In Re: Curriculum for the 21st Century: a reply to C.D. Rinck Sr.’s Letter to the Editor, March 21, 2018.
D. Rinck of Mission, KS, has a valid point. He asked, “ What happened to all those government checks and balances I was taught in high school?”
He goes on reflecting on his own education, “”They must have suffered the same fate as diagramming a sentence as I learned in English Class.”
Rinck should be concerned. Having taught for nearly 30 years before retiring in 2015, I have taught both—how to diagram sentences and the US Constitution. I also taught journalism.
The Constitution provides the clear separation of powers as a means of preventing any one branch from taking control. The checks and balance system is critical to a democracy including the republican democracy of the United States.

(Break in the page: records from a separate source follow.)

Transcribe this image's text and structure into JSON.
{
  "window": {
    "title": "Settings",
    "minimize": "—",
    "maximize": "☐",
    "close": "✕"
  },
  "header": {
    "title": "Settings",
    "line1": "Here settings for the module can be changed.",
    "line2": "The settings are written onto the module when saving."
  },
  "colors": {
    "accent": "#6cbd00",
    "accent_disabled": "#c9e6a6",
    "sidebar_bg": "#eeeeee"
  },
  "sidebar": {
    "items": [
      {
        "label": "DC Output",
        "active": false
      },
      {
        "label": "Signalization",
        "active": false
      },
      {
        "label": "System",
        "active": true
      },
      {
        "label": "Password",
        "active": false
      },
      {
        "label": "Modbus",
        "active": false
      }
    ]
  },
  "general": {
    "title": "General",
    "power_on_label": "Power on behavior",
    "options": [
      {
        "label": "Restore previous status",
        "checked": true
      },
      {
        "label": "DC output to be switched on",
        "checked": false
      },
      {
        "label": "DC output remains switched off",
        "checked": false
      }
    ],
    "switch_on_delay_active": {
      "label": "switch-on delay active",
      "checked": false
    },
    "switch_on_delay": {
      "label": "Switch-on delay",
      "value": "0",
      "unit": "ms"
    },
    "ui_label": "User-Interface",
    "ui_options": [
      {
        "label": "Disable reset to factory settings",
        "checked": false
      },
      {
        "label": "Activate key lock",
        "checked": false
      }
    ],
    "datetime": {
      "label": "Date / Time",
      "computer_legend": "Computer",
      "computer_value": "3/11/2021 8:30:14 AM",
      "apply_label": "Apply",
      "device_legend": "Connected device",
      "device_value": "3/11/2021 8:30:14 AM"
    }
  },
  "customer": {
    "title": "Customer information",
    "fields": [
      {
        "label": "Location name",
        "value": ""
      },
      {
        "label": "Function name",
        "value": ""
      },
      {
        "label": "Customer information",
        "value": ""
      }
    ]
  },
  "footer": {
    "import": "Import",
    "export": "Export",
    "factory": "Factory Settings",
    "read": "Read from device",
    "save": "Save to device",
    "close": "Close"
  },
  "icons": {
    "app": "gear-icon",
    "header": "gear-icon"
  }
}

At no point should one branch have power over any other branch. In Sen. Jeff Flake’s comments to the National Press Club last week, the same topic of checks and balance is referenced.
Flake said, “Defending democratic institutions ought not to be a controversial idea, and hasn’t been until very recently. But recognizing that our institutions are under threat from within, with clarity, seems to me a basic obligation of the Article I branch of government—the congress, whose power is, in theory, equal to that of the president’s…”
Jennifer Rubin, from The Washington Post, was published in the KC Star editorial, “The problem: Flake can’t win in today’s Trump GOP” also focused on checks and balance.
American textbooks include the principle of checks and balance as a primary theme to be taught in civics and government classes. The class used to be taught juniors not freshmen as it is today. (And as an aside, I question whether freshmen are developmentally prepared to discuss the theory or to fully comprehend the value of the US Constitution.)
The American checks and balance system has also included an additional watchdog—freedom of speech that includes professional journalism. I taught journalism as the social responsibility as I was taught at MU during the mid-1970s. Journalists are to report the news objectively not subjectively, unless in editorials.
Our schools must teach students how to be critical readers, good communicators, and independent thinkers. I am concerned that emphasizing technology education and student achievement testing undermines what education must be.
Language curriculum needs to include sentence diagramming again. Diagramming teaches students how words communicate. Students need to understand value of the word, the difference in denotative and connotative meanings, and how to write clear statements. Sentence diagramming teaches analysis of language.
An example of applying critical reading and understanding language’s structure as evidenced in today’s KC Star article, “Trump’s phone call to Putin raises hackles,” about the President congratulatory phone call to Putin included one biased word: stubborn. Look at the paragraph.
“Trumps comments came five days after the White House imposed sanctions on Russia for its meddling in the 2016 election and other “malicious cyber-attacks.’ It widened what has become a familiar gulf between the Trump administration’s tougher actions and words toward Russia and Trump’s own stubborn reluctance to criticize Putin.”
Let the facts speak without adding the opinion.
Of course, our school’s curriculum and the emphasis placed on education must be a priority for our society, too. Our students will be left behind if the curriculum does not teach the skills to be critical readers, analytical thinkers, and good communicators.